Before, we wrote about Big Brother tracking your activities with invasive technology, but it’s not just the government that wants to control you. The telecom industry enables how we use the internet, from different bundles to higher speeds. And right now, these telecom corporations are celebrating the end of net neutrality.

What is Net Neutrality?

Net neutrality means all data is equal in the eyes of internet providers, meaning providers must provide equal speeds and access to users, preventing manipulation tactics. During Obama’s presidency, net neutrality was ruled and companies were prohibited from discriminating against customers, intentionally slowing down service or enabling faster speeds for higher prices. Companies had been long controlling customers, blocking access to certain sites and apps or heavily censoring content and net neutrality was meant to change that. Until this year, when President Trump repealed net neutrality and it’s something we should all be worried about. When telecom companies have total control over service access, they control the market and pricing. It’s ridiculous to think corporations have to turn to complete dictatorship to make some money, especially in an industry where the top provider made more than $160 billion in 2017. Which drives the question, why does net neutrality need to repealed?

Do we still have it?

We had net neutrality for a few years, but it’s gone now and the government is fighting to keep the repeal intact. Trump appointed Ajit Pai (a former Verizon lawyer) as head of the FCC and upholding the repeal, even though most Americans disagree with Pai. Service plans haven’t completely changed yet, but telecom companies have a bad history of messing with customers and it’s about to get worse. The Santa Clara County Fire Department is suing Verizon. But why? California has been battling the Mendocino Complex Fire (a fire complex made up of 2 wildfires) since July and firefighters are putting their lives on the line to prevent further damage and death. While trying to map their location on the job, firefighters noticed their internet access had slowed down to 1/200 of the original speed they had. Instead of helping the firefighters in a critical crisis, Verizon instead suggested they upgrade to a more expensive plan for higher speeds. Verizon purposely slowed down the service to force an upgrade, even after being alerted to the situation.

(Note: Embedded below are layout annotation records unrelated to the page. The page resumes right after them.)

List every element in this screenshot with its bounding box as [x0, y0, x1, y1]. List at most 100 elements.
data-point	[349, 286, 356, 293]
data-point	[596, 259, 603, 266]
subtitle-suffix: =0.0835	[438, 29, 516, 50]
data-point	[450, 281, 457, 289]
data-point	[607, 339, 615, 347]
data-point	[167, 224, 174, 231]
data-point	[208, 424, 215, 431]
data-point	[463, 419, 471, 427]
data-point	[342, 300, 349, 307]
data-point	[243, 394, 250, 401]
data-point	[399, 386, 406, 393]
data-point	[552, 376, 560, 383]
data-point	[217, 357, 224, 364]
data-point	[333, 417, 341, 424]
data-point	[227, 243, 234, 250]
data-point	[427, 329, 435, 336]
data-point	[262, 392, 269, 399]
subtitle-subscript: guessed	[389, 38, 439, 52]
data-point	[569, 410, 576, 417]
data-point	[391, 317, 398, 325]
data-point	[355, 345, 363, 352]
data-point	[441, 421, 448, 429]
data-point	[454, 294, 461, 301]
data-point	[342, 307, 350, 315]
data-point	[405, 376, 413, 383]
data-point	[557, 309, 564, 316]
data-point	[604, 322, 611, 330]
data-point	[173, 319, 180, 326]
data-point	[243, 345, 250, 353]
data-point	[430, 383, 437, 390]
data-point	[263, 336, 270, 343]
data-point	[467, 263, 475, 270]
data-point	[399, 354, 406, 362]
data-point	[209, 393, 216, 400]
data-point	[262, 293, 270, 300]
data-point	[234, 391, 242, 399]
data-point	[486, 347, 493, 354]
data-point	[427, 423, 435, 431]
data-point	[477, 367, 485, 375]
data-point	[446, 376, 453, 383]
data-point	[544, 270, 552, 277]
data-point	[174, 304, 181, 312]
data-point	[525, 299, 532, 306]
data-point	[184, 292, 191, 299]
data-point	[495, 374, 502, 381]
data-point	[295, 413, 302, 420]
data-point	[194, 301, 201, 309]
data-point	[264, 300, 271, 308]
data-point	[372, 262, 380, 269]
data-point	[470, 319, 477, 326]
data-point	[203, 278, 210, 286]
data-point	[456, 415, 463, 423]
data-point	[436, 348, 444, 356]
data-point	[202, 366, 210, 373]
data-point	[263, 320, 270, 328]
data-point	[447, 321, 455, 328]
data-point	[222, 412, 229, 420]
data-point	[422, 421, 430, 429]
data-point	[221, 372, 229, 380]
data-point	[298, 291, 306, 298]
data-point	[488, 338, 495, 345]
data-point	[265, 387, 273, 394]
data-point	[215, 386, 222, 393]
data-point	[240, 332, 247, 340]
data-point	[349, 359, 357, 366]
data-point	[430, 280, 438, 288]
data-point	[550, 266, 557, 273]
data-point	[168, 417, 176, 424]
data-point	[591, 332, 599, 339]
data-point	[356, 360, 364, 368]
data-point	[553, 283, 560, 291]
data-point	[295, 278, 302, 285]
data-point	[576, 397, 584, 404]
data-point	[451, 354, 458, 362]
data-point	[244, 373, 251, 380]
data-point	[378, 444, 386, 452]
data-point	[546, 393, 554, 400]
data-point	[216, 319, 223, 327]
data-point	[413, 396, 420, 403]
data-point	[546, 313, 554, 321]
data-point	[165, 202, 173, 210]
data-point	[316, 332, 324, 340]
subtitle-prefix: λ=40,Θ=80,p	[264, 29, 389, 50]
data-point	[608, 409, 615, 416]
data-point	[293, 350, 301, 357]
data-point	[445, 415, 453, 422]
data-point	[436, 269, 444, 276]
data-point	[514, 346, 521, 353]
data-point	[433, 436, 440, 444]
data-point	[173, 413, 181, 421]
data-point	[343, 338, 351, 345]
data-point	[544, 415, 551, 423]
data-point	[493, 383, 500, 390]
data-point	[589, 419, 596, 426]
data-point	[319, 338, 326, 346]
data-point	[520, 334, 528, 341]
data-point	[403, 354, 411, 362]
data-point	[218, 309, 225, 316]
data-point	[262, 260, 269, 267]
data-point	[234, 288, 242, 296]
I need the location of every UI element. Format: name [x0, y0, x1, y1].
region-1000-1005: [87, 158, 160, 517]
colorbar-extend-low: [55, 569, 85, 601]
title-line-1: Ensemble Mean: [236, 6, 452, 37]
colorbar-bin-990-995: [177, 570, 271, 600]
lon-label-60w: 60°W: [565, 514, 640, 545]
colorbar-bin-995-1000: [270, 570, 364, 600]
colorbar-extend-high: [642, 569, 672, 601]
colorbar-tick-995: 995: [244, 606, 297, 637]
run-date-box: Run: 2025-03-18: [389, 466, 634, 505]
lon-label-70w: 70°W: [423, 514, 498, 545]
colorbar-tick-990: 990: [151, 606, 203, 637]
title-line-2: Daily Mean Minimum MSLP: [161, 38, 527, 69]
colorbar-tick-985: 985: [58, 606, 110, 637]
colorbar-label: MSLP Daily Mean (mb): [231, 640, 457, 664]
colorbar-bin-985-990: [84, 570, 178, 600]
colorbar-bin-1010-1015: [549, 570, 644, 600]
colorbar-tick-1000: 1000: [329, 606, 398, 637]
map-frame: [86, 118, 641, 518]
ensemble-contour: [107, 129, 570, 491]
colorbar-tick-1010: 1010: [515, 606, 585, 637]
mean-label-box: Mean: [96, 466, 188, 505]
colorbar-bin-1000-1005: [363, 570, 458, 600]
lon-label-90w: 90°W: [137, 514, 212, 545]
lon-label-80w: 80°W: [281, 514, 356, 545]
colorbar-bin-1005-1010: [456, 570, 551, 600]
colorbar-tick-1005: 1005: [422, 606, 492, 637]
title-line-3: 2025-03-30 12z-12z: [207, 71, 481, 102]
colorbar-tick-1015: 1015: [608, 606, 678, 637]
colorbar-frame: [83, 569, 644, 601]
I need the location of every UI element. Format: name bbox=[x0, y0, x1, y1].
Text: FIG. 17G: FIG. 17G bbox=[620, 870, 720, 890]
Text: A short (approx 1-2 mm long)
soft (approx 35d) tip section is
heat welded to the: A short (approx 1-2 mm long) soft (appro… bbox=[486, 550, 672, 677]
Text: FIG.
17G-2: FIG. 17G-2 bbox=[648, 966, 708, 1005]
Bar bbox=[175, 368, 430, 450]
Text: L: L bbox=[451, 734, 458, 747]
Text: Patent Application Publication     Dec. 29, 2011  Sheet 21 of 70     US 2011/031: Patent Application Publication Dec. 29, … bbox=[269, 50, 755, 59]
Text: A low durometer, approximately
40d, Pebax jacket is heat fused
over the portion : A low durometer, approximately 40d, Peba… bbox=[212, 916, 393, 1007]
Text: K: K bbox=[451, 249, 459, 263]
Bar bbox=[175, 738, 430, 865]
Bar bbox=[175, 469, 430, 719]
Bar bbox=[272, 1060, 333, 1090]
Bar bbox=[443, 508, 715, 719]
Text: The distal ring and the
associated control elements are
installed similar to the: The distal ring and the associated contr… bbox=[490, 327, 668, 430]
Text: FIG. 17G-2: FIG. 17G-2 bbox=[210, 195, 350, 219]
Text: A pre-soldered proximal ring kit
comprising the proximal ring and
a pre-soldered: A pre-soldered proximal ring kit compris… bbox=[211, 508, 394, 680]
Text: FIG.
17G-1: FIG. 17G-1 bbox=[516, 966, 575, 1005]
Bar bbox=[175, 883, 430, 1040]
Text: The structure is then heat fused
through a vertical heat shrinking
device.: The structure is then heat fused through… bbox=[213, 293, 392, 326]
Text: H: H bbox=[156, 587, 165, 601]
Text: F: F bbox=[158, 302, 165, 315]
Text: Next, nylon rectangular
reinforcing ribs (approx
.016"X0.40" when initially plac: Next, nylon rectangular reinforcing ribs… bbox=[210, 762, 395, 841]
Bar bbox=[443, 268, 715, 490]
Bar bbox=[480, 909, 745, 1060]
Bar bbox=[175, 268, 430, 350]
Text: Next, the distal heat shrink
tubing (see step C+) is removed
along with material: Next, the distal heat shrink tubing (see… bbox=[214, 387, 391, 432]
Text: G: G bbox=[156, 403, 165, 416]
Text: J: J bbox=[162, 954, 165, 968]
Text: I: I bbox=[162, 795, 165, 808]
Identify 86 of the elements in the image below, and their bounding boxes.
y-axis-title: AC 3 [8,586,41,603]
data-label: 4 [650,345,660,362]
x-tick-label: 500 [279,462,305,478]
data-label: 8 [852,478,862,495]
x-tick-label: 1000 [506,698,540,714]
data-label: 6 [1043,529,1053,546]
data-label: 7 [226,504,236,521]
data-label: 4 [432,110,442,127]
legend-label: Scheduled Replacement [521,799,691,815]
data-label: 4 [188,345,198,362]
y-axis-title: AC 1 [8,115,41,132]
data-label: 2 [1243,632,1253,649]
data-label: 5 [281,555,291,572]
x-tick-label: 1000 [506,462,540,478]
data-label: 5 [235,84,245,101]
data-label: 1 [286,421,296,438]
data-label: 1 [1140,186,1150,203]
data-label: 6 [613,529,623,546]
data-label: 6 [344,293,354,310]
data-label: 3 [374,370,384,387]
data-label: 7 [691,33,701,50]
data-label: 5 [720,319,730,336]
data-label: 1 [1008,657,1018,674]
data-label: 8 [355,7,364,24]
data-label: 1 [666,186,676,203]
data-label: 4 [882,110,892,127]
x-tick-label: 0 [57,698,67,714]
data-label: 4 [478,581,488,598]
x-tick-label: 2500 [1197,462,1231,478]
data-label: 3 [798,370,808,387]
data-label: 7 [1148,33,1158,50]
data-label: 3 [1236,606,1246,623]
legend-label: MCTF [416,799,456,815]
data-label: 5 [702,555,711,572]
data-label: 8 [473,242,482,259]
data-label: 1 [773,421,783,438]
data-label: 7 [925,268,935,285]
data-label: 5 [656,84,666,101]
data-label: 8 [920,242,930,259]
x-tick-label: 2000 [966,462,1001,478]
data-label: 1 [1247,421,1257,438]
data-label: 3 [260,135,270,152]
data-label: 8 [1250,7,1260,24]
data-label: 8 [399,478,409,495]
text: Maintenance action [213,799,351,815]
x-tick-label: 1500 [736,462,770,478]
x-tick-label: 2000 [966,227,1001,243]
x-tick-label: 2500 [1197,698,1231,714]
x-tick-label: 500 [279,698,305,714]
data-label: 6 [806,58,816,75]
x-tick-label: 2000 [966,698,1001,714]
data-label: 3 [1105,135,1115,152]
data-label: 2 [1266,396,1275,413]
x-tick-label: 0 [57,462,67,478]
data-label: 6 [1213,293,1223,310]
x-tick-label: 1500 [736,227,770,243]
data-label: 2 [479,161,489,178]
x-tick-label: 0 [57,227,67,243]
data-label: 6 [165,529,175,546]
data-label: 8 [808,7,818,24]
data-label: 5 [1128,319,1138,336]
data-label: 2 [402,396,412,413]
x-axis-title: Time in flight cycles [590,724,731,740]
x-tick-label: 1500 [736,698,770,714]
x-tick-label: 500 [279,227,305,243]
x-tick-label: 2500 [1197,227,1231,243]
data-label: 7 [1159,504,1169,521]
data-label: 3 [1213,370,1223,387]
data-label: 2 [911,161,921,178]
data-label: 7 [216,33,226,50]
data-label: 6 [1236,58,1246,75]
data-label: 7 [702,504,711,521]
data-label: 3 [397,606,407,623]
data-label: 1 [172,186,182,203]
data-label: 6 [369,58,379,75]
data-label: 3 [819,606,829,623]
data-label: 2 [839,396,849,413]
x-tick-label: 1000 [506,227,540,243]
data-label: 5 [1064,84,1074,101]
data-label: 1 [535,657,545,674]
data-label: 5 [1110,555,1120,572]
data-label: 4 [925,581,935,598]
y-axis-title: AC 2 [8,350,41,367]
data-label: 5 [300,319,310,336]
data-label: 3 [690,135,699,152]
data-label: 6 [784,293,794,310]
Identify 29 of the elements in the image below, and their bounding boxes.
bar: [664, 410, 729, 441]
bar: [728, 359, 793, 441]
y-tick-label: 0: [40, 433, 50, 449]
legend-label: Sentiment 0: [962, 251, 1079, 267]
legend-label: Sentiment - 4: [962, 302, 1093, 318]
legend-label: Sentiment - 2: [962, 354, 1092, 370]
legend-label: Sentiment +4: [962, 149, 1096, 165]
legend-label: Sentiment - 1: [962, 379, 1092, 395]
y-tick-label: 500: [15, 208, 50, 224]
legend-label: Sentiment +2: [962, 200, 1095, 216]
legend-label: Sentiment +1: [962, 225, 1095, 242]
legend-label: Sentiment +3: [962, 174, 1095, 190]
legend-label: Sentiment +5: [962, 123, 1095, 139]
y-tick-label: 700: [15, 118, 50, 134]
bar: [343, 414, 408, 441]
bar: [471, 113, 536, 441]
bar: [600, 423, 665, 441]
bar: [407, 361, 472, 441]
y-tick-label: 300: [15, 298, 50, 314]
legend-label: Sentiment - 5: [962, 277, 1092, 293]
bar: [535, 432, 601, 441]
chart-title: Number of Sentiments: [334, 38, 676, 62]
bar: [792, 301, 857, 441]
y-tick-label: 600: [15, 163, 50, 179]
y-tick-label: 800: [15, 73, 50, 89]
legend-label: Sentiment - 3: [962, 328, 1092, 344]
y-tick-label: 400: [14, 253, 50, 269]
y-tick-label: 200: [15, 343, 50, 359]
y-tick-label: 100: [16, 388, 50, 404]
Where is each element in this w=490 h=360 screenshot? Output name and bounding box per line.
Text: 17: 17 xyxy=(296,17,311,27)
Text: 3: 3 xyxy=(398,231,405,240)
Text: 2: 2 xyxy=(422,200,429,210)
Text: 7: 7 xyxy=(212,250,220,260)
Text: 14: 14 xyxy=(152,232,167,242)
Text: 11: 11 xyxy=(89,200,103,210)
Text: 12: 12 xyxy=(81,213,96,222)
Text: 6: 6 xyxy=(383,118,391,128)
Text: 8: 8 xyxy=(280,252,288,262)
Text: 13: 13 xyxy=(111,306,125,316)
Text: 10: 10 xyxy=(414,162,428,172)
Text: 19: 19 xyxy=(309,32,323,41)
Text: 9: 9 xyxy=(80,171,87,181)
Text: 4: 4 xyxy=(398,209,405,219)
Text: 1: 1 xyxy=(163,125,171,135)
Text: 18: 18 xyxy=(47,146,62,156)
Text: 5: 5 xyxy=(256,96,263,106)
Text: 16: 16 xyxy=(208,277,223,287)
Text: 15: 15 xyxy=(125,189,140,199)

Now the fire department and local governments are fighting back, arguing the repeal of net neutrality is endangering lives. Before anyone could reach out about these issues, but now people don’t have a way to contact the FCC, they’re redirected to the FTC.

If you’re not worried about losing net neutrality, you’re thinking too literally. It’s not just about the internet, it’s about our rights.

What would happen without it?

Giving network provider companies the reins means they have complete control of content and access. A plan will dictate the cap of your data usage, at which point your provider forcibly slow down internet speed. If you want more, you have to pay more. You’ll have to pay to use certain apps and sites. And it’s not just users that get hit with the limits. What about online retailers? Online banking? How will other industries react when their customer base is slowed down or cut off by these limiting plans? How will the consequences ripple out? What industry won’t suffer?

Countries that do not have net neutrality pay very high prices for data. And in many instances, that also raises the cost of owning and using a cellphone. We already have $1000 phones, how much more do they want us to pay? Sure, that giant brick from the 80’s was way more expensive, but they didn’t have smart phones and apps. Telecom has the advantage of knowing that so many people  and corporations rely on the internet for pretty much everything. Entertainment, contact, business, health, finances, and everything else that’s online.

Portugal is often used as an example of life without net neutrality. Do you like watching Netflix, texting, looking through Instagram, playing a game, and checking your email in a day? Too bad, you need to pay for 6 different plans that grants you access to certain apps and sites (not including the usage cap).

This is what unregulated telecom looks like. Your service quality and capabilities will depend which tier you pay for. If you can’t pay for the best, most expensive plan, you’ll service gets capped. Once you reach the cap, either stop using the internet or shell out more cash. It’s a mammoth step backwards from net neutrality and it’s paving the way of losing certain freedoms.

What now?

California is fighting to keep net neutrality, and it could indicate the future for the entire country. Other states and local legislations are also gearing up to fight against the FCC

Like other industries, there are a handful of cable and phones companies that are completely monopolizing net broadband while steadily increasing prices. But who is this truly good for? Let’s be real, there are more cons than pros with repealed net neutrality.